Very recently h0mbre published a very detailed writeup about his attempt to exploit an n-day in Google’s kernelCTF. As part of this, the exploit must escape the container environment.

Container environments are typically based on Linux Namespaces. Every namespace can give a different perspective on OS resources and in particular they allow to give a different view of the filesystem. Container solutions can use that behaviour to give the impression of a different filesystem root while it actually is a subfolder on the host’s filesystem (compare to chroot(1)).

h0mbre noted at the end of his writeup that he struggled shortly to read the actual flag from the host after the exploit escalated privileges perfectly and the nsproxy member of the exploit’s task_struct was successfully overwritten.
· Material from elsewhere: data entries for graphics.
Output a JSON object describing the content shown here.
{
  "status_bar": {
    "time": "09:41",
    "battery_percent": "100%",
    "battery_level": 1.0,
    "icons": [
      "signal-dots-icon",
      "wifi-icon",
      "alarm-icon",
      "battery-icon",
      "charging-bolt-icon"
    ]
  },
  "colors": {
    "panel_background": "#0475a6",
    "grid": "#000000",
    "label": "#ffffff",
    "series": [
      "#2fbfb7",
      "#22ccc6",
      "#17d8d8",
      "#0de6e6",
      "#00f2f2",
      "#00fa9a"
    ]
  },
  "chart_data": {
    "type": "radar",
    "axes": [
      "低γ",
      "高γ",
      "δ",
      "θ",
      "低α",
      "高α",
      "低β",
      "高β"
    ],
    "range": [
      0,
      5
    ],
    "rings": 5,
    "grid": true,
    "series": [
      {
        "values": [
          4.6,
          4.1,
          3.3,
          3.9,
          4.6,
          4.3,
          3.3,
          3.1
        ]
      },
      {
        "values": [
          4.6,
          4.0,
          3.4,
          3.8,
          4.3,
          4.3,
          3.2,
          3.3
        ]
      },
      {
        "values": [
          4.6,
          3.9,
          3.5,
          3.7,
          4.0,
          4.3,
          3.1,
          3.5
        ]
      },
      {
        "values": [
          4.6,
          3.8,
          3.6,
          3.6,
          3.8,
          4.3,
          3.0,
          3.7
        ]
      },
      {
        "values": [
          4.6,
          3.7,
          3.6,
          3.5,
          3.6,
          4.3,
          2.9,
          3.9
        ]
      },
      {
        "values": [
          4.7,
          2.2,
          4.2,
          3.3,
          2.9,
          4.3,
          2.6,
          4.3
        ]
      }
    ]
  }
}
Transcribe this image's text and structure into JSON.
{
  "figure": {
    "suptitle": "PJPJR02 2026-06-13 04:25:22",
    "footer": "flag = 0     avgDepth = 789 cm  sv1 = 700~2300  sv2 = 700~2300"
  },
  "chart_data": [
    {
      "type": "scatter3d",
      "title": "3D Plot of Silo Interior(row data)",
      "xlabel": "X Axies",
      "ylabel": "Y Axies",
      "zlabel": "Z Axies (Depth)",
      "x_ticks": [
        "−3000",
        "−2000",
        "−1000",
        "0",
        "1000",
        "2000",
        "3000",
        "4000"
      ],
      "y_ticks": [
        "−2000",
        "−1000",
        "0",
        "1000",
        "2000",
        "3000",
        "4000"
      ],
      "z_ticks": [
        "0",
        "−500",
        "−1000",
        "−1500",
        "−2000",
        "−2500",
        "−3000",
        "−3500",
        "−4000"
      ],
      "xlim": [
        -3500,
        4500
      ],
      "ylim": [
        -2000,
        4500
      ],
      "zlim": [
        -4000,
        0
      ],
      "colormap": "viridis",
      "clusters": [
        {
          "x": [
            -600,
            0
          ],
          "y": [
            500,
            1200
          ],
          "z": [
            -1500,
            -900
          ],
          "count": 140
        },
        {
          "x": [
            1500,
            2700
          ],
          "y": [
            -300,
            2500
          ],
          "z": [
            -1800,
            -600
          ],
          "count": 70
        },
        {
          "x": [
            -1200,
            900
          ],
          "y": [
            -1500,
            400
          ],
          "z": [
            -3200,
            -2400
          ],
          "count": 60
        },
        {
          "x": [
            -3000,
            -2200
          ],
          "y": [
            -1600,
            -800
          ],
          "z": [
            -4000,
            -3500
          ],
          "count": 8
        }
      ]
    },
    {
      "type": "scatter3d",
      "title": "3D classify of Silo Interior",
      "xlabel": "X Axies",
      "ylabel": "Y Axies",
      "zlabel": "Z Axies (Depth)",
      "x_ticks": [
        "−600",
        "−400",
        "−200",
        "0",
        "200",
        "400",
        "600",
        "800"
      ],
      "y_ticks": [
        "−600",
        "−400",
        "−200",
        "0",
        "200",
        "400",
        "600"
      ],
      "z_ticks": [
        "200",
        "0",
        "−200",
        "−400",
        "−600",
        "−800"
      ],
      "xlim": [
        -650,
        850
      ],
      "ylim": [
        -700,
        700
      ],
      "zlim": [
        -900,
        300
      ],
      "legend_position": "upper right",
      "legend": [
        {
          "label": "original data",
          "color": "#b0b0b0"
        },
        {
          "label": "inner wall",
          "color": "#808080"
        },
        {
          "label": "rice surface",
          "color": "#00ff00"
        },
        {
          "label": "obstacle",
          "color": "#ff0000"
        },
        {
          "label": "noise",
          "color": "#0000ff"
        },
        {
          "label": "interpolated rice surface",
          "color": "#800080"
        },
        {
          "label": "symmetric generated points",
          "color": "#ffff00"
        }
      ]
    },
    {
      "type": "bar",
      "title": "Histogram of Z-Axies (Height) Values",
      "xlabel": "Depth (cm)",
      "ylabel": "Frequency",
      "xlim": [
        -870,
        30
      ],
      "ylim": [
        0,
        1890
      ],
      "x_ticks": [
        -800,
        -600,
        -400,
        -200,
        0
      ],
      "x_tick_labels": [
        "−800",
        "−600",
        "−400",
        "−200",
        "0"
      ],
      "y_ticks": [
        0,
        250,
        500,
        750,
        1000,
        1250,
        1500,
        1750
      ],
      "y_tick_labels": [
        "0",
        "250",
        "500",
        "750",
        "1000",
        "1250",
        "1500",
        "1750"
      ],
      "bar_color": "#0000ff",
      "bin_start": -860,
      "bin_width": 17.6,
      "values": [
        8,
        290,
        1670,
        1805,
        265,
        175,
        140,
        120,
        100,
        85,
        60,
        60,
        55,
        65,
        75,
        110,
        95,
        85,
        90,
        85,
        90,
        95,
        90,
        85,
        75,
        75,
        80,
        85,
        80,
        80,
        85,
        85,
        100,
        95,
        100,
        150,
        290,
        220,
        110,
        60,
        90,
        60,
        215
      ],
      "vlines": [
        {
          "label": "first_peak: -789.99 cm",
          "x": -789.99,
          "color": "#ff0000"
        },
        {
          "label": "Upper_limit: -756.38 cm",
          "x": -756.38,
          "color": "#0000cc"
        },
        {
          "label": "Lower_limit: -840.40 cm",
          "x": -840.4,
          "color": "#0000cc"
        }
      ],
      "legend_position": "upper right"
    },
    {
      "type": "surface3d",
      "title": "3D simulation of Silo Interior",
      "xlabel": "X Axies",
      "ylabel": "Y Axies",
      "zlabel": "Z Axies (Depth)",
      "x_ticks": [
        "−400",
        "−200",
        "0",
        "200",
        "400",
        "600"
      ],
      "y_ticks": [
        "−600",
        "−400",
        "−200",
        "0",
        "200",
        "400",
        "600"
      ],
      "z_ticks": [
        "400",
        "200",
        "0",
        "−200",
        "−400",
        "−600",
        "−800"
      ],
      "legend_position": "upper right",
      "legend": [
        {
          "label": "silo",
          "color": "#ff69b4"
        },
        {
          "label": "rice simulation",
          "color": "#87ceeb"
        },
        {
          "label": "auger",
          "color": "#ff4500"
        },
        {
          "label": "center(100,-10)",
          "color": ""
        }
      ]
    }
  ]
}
The exploit still had the filesystem root of the container. The reason for this is that the exploit still lives in the container’s namespace. h0mbre therefore opted to call setns(2) in order to change the mount namespace to the one of the host’s init process which changes the filesystem root to that of the host.

I wrote myself about the very same topic in the blog of my current employer. However, I choose to overwrite the fs member of the exploit’s task_struct. That worked out as well.

The reason why both solutions work equivalent can be found in the function mntns_install. It is called by the setns(2) syscall which sets the namespaces of a thread according to the procfs-namespace symbolic link given as the first argument. It calls the functions set_fs_pwd and set_fs_root in turn which set the current directory and filesystem root according to the linked namespace. Because the cred and nsproxy member of the exploit’s task_struct are already overwritten, using the /proc/self/ns/mnt link for the mount namespace will set the mount namespace to the one of the host’s init process and accordingly set the fs object to have the host’s filesystem root.

Simply overwritting the fs member in task_struct just has the same effect.

Which solution is better depends probably on the exploit and available primitives. In a ROP chain scenario using setns(2) is probably easier as the exploit could just jump to the function instead of collection a lot of ROP gadgets to overwrite fs in task_struct. On the other side, in one PoC exploit I experimented with, the arbitrary write primitive turned out unreliable for overwriting complete pointers. Depending on the primitive, the signal handlers after nsproxy could be corrupted, too, again resulting in a very unstable exploit (h0mbre described that particular case as well). Just overwriting fs turned out to be much more reliable in those cases for me.